I have cambros, and find that they lose their hea after 3 or 4 hours. I 've had complaints that the coffee isn't hot enough. I don't know about the brand you use.


----------



## chef mike (Apr 11, 2005)

Little portable butane stoves with gas canisters, campstoves using propane tanks; these are not too expensive or cumbersome to handle. Check asian stores, secondhand stores.
Airpots that hold 2.2 liters can be had for $25-$40 at Smart & Final, Sams Club, many other places. Glass lined is a bit fragile, but holds temp really well for a number of hours, depending on how well you temper it first.

Almost anything beats using a generator.


----------



## the_seraphim (Dec 25, 2006)

tea has to be hot... the water you use to make it needs to be at least 80 degrees else it wont steep properly (which takes at least 3 minutes not the 30 seconds some people leave it for...) 

a camping stove, kind of a one ringed butane fueled hob, would be ideal for heating some water, still, take it in the caterade so it doesnt take as long to heat...

coffee again... 80-90 degrees but not boiling so dont add it to something on the hob on a rolling boil


----------



## chef andrea (Mar 15, 2008)

I work at one venue (not happily) that does not have potable water. I bring my own -- Poland Springs in jugs.

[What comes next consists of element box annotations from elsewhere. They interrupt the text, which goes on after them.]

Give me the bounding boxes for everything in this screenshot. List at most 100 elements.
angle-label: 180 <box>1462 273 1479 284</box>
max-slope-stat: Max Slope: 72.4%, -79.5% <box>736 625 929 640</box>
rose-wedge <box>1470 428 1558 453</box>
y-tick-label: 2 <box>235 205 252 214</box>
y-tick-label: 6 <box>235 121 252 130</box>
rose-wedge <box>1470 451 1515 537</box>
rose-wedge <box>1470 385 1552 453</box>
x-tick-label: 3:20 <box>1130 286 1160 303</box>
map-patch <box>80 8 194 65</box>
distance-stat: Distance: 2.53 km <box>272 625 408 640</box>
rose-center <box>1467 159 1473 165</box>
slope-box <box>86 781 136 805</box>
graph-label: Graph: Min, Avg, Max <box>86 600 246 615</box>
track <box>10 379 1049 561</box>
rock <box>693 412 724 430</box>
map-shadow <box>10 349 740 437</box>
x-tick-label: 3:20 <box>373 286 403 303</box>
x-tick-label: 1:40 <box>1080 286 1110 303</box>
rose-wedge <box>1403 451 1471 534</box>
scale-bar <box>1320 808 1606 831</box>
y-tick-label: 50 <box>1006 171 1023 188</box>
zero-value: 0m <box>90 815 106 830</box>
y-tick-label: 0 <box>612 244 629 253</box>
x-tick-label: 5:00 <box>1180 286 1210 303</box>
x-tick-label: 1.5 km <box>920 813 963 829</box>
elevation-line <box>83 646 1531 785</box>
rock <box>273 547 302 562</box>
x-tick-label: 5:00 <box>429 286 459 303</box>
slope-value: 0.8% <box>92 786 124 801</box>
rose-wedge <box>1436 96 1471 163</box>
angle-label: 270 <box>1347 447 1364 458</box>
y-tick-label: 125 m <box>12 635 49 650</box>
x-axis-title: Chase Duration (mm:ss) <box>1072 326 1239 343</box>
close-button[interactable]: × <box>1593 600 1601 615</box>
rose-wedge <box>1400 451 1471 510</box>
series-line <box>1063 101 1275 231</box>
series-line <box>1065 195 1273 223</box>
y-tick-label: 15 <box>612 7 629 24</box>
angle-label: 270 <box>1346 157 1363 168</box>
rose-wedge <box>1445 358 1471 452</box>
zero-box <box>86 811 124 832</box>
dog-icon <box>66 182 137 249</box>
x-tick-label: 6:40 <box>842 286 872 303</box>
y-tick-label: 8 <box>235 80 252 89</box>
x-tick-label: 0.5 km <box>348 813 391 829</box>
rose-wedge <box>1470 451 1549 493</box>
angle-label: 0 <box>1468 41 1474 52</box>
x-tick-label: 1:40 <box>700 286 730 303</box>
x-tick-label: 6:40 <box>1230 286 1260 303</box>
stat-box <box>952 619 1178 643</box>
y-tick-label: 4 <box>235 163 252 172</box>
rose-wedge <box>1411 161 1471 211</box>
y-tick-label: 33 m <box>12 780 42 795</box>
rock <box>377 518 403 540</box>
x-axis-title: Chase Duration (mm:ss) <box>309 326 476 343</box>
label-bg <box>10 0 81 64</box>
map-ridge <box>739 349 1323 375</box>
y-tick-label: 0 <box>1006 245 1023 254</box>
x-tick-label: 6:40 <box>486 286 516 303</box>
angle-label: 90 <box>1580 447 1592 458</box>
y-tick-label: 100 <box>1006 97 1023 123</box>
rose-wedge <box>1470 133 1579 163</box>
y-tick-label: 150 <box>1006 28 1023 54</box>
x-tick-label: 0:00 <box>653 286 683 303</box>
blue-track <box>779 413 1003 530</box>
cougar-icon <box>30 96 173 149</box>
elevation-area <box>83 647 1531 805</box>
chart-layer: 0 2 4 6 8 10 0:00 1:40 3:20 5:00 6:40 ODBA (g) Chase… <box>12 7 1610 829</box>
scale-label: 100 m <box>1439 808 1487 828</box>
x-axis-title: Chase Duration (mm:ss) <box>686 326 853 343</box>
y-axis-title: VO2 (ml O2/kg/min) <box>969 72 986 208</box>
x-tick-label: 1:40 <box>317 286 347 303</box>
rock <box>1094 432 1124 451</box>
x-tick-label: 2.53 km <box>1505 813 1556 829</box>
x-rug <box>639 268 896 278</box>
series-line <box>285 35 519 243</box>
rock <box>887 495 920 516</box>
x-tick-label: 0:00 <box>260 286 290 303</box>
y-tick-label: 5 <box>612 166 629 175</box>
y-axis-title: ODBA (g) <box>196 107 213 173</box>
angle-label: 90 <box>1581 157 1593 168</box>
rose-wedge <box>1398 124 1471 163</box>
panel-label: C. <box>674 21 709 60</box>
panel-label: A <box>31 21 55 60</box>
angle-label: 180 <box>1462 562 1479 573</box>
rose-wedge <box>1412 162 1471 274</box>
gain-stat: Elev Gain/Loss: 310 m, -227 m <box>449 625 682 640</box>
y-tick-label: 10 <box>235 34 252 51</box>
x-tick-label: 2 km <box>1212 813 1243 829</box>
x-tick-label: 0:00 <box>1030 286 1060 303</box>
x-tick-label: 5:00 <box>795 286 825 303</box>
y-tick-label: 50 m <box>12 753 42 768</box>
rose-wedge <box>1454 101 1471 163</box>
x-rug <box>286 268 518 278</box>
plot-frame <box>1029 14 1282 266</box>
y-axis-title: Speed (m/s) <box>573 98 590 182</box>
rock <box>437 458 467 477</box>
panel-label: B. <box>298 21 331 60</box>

I would rent 1 - 2 large coffee percolators (or borrow them from your Church or Temple) for the coffee. For the tea, I'd buy an electric hot water pot -- I have one that boils 8 cups of water in less than 5 minutes. You can also use a large pot on a butane stove. 

I'm a tea drinker, so I would NEVER use a rental percolator for boiling tea water, because they always taste of coffee.  I've actually purchased one percolator that I only use for hot water. I do all this on-site...make sure you can plug the percolators into different outlets that are not all on the same circuit -- they draw ALOT of current and will pop the breakers or fuses.

Good luck!
Chef Andrea


----------



## lentil (Sep 8, 2003)

"make sure you can plug the percolators into different outlets that are not all on the same circuit -- they draw ALOT of current and will pop the breakers or fuses."

You are absolutely right! It's so embarassing to have the first guest who goes for coffee tell you that it didn't perk or that it perked and is cold! 

Not quite as embarassing as having your coffee station shut down the DJ, though..... That was not my finest hour. :suprise: Although when the owner runs a couple of extension cords from the same outlet for the lights, dj, and caterer, you know you're in trouble. That's when we started using the cambros.


----------